The U.S. market resumed trading after the long weekend on July 4th and quickly announced a slight concession regarding the upcoming tariff deadline. Secretary of Commerce Lutnick stated that tariffs on various countries will be postponed until August 1, effectively giving trade partners the final negotiation period to strive for an agreement at the last moment.
Meanwhile, the non-farm employment data again performed surprisingly strong (at least on the surface), and the risk markets remained robust last week.
The non-farm employment population increased by 147,000, far exceeding the expected 106,000, and the data for the previous two months was also revised up by 16,000 (previously -95,000).
The unemployment rate is 4.12%, lower than the expected 4.3% and the previous value of 4.2%.
Average hourly wages increased by 0.2% month-on-month (3.7% year-on-year), slightly below the expected 0.3% (3.8%) and the previous value of 0.4% (3.8%).
Although economists pointed out that the growth in employment mainly concentrated in the service sectors such as dining and hospitality, resulting in an unbalanced employment structure, the market still tends to interpret the surface data optimistically, maintaining the narrative of ideal prosperity.
In terms of market reaction, strong employment data has reduced the interest rate cut expectations for 2025 by about 15 basis points, with the likelihood of a rate cut at the July FOMC meeting now only around 5%, down from about 24% a week ago. The terminal interest rate forecast for the end of 2025 is approximately 3.8% (a downward adjustment of 50 basis points from the current 4.3%), while the rate is expected to be around 3.15% by the end of 2026 (a reduction of 85 basis points).
The U.S. dollar has rebounded against major currencies (the dollar against the yen has risen to about 145), while U.S. stocks closed flat after hitting new highs last week. BTC has also approached recent highs again (>> 109,000) driven by stable inflows, and the ETH ETF recorded the largest single-day inflow in the past quarter. Fundstrat's Tom Lee has recently become the focus of discussion, as his ETH asset reserve operation entity BMNR saw its stock price soar more than 30 times after announcing a $250 million raise for significant ETH purchases.

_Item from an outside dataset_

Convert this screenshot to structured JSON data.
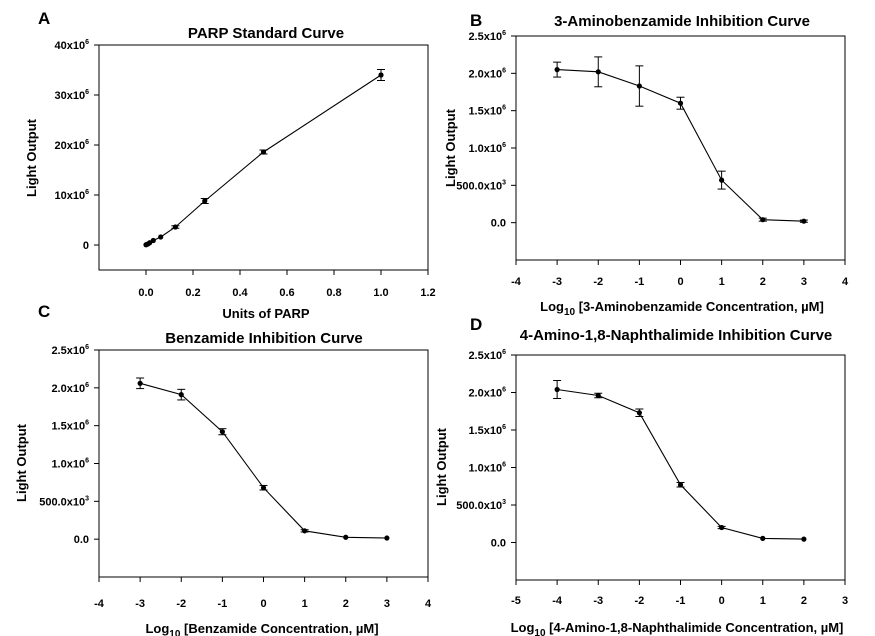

Fortunately, stocks are 'regulated' securities; otherwise, investors might mistakenly think this is some kind of highly volatile altcoin. As always, TradFi always manages to enjoy the most fun.
Currently, the correlation between cryptocurrencies and stocks remains close to cyclical highs, and during this seemingly calm summer period, BTC is expected to continue following the SPX index's trend.
At the same time, setting aside tariff threats, geopolitical tensions, and policy uncertainty, the U.S. has indeed made some significant progress over the past month. Specifically, from the U.S. government side:
A significant tax reform bill was passed, bringing substantial fiscal infusion and greatly reducing the risk of economic recession.
NATO and other trade allies have agreed to increase defense spending as a global driving force.
The U.S. economy continues to grow steadily, and corporate profits have successfully climbed amid concerns.
Although concerns about uncontrolled fiscal deficits had previously intensified, fixed income market yields have stabilized.
The worst period of geopolitical conflict seems to be over.
Against this backdrop, the SPX index reached an all-time high after the tax reform bill was passed and the non-farm employment data was released, gaining further momentum this morning due to the latest tariff extension news. Last week, 36 stocks in the SPX constituents closed at 52-week highs, and the sentiment in the U.S. stock market remains in the 'extremely optimistic' range.
Seasonal trends typically perform well in the summer months, with July historically being one of the strongest months—don't miss good opportunities!
Finally, this week will enter earnings season, with many companies expected to announce earnings. It is anticipated that tariff-related disruptions should be milder than in Q2, and the overall financial guidance is expected to be relatively positive.
This summer looks set to be hot and calm. Wishing everyone smooth operations and enjoy this wave of market activity!